Published online by Cambridge University Press: 22 September 2009
I'm doing all the practical things of a mother. But it hasn't actually sunk in, it's like I'm living this part in a play and in fact I'm going through all of the motions, but is it actually reality and is this what motherhood is all about?
(Abigail, interviewed eight weeks after the birth of her first child)This book explores women's journeys into motherhood in late modernity. It brings together research carried out in the UK and fieldwork observations from Bangladesh and the Solomon Islands in order to illuminate women's experiences of becoming mothers and motherhood. In many Western societies patterns of reproduction discernible in previous generations, and practices associated with childbearing, have changed. Increasingly, if women choose to become mothers at all, they come to motherhood either much earlier in their lives as teenage mothers, or later once careers have been established, in partnerships or alone.

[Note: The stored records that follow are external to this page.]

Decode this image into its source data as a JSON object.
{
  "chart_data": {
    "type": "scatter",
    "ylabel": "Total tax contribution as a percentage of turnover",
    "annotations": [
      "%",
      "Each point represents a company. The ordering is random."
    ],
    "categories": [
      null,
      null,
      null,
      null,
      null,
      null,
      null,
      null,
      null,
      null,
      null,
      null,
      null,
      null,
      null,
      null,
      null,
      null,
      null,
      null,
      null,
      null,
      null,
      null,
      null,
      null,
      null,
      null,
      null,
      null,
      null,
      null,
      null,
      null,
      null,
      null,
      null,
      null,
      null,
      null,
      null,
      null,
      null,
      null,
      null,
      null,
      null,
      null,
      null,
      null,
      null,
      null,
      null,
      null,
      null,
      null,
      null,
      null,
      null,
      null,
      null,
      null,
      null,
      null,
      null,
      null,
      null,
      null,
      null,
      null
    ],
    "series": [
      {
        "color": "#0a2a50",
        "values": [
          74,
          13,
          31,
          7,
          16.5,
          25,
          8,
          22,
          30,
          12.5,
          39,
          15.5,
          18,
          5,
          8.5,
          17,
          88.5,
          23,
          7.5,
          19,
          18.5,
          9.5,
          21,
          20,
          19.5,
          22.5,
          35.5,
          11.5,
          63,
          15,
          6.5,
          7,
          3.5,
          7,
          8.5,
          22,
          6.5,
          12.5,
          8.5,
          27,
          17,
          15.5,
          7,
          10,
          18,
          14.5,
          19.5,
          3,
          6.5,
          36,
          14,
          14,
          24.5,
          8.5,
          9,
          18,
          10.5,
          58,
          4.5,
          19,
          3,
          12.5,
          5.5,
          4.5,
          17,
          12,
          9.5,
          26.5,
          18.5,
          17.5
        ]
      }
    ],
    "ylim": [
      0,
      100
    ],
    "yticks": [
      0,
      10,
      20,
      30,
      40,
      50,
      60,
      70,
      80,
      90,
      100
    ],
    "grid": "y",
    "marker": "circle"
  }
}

These changes in timing and frequency of childbearing have been mirrored by changes in the meanings ascribed to, and women's experiences of, motherhood. Becoming a mother changes lives in all sorts of ways. It has major significance for individual biographies, yet expectations and experiences will be shaped by the social and cultural contexts in which women live their lives. Indeed there is some irony that women becoming mothers can experience their transition as confusingly uncertain and risky at a time when biomedical, expert knowledge has apparently provided greater scientific certainty than at any time before.